Freezer Duck

On a recent trip back to my boyhood home, I found my parents were busy cleaning out the freezer. In the bottom were a few ducks and other animals once destined for preservation by taxidermy. At this point, I didn’t have the interest in some of them that I once did, but one duck caught my eye. It was a red head duck.

At once, like a flood gate opening, a thousand memories flooded into my mind. This duck was shot by my cousin’s husband Dick Mans.

Red head ducks are not common north Iowa occupants of the average hunters’ game bag. They are deep water diving ducks that most duck hunters never get the opportunity to shoot.

Dick on the other hand, lived beside Lake Erie and there was big water and the opportunity to shoot diving ducks.

It’s a specialized hunt. Decoys are strung together in lines and laid parallel to each other in a pattern with an anchor at each end. This simplifies the process of laying them out and picking them up.
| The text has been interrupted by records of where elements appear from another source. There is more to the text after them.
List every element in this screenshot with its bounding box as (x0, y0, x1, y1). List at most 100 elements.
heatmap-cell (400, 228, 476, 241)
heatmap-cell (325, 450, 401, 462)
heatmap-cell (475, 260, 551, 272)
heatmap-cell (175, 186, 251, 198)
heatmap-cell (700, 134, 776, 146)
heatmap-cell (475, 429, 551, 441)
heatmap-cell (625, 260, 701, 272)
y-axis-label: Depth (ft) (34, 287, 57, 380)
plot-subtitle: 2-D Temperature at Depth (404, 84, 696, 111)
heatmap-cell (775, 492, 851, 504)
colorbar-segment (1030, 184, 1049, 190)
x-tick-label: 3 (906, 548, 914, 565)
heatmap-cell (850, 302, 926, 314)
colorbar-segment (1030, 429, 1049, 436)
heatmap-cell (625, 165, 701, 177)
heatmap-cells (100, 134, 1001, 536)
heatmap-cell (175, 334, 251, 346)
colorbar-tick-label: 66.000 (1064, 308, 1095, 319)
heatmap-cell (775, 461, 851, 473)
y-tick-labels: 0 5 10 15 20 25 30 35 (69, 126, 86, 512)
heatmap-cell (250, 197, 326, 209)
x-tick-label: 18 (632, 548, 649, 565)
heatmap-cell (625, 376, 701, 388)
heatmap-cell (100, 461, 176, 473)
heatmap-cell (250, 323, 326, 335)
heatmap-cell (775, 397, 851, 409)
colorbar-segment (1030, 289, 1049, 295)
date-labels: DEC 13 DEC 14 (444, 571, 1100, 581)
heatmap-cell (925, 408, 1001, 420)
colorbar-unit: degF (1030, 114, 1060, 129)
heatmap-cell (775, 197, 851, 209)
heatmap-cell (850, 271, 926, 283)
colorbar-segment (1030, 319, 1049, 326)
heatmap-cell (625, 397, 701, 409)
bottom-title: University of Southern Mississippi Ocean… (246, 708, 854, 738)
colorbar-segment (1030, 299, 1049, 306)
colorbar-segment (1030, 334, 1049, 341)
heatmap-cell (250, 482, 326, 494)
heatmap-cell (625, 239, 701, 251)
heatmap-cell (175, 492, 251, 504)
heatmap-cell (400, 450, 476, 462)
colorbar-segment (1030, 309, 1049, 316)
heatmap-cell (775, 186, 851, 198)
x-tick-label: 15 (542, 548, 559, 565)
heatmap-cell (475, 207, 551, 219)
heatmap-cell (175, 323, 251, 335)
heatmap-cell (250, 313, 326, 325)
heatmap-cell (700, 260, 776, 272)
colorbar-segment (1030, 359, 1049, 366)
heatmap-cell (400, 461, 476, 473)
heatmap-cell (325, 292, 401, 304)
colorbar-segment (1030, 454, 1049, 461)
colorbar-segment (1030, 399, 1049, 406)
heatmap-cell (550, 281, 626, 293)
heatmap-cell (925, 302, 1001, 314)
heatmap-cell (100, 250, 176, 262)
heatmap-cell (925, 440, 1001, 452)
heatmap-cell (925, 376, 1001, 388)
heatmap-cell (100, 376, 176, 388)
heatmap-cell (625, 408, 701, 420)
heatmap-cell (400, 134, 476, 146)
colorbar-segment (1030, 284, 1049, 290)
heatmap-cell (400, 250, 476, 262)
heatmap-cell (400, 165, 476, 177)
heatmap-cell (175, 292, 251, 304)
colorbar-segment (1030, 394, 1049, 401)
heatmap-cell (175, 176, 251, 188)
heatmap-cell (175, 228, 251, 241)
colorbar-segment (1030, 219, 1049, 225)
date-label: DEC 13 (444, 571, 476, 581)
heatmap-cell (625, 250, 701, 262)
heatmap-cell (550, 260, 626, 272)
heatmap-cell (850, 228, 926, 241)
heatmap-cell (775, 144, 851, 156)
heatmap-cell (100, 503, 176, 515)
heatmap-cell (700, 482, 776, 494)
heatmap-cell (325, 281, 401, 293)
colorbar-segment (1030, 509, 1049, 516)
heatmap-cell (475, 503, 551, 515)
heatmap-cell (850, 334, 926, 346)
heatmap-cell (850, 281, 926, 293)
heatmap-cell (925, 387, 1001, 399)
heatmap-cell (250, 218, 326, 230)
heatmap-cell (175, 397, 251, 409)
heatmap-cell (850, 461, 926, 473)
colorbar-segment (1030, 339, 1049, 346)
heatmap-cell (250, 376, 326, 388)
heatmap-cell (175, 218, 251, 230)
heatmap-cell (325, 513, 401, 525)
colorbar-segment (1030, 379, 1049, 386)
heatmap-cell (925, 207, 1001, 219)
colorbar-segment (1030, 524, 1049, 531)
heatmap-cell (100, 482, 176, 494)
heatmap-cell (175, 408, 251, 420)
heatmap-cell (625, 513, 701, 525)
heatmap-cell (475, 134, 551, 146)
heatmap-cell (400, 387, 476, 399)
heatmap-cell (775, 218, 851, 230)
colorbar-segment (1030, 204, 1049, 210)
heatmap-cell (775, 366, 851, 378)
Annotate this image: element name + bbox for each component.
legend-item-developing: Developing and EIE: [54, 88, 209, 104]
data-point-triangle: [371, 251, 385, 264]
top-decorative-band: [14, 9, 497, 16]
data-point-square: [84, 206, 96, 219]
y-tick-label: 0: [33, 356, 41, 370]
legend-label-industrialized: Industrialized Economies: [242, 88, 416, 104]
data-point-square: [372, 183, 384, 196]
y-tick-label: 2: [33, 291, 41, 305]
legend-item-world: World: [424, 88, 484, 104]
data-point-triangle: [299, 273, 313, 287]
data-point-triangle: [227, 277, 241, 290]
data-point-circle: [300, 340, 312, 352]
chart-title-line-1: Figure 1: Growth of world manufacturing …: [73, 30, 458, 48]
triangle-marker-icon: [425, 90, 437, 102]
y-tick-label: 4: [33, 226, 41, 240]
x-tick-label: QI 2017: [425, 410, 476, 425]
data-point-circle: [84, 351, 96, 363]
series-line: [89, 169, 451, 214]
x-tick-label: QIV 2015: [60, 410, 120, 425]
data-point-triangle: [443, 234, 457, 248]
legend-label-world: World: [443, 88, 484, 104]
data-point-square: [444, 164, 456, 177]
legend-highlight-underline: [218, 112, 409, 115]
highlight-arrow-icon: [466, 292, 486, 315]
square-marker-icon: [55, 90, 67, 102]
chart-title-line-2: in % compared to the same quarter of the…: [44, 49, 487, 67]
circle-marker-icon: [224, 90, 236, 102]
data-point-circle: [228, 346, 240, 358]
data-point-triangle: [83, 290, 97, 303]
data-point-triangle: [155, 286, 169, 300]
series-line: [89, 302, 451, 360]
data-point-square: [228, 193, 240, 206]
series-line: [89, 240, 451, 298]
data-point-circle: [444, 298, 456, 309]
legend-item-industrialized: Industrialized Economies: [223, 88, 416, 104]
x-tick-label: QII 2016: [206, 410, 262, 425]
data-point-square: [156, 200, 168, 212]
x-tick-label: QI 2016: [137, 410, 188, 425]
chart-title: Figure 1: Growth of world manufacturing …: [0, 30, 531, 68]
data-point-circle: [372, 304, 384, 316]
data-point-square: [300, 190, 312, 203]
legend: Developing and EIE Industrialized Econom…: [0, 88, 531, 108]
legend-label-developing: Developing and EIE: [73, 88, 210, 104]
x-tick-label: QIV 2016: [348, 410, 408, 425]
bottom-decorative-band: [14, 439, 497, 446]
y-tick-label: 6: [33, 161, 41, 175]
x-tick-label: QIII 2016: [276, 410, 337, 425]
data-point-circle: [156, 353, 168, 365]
The spread is then placed in open water, far from any cover that might conceal a hunter or any other predator.

Now then, how do you hunt such a spread? You sit upwind a couple hundred yards in a big boat and wait. If you observe ducks landing in the decoys, then its time to start the hunt. A sneak boat is employed.

This is a boat, as its name implies, designed to allow you to sneak up on the birds. It sits very low in the water, has a motor on the back and in the front, a low little canvas wall to hide behind. The whole affair is painted the approximate color of dirty fall lake water. If everything goes right (meaning the ducks aren’t too spooky) you can motor into the decoy spread and approach the duck(s) and shoot them. You are also supposed to paddle or drift your way the last little bit into the decoys; you can’t shoot while using the motor.

Anyway, this experience, which I once participated in with Dick all came flooding back when I held that duck.

It had sat forgotten in the bottom of the freezer now for a number of years. Another poignant fact also remained, I would never do that hunt again as shortly after this duck was shot, Dick died of a brain tumor.

I plan on mounting that forgotten duck this winter, one that will not only remind me of a hunt, but now a fond memory of a family member passed on.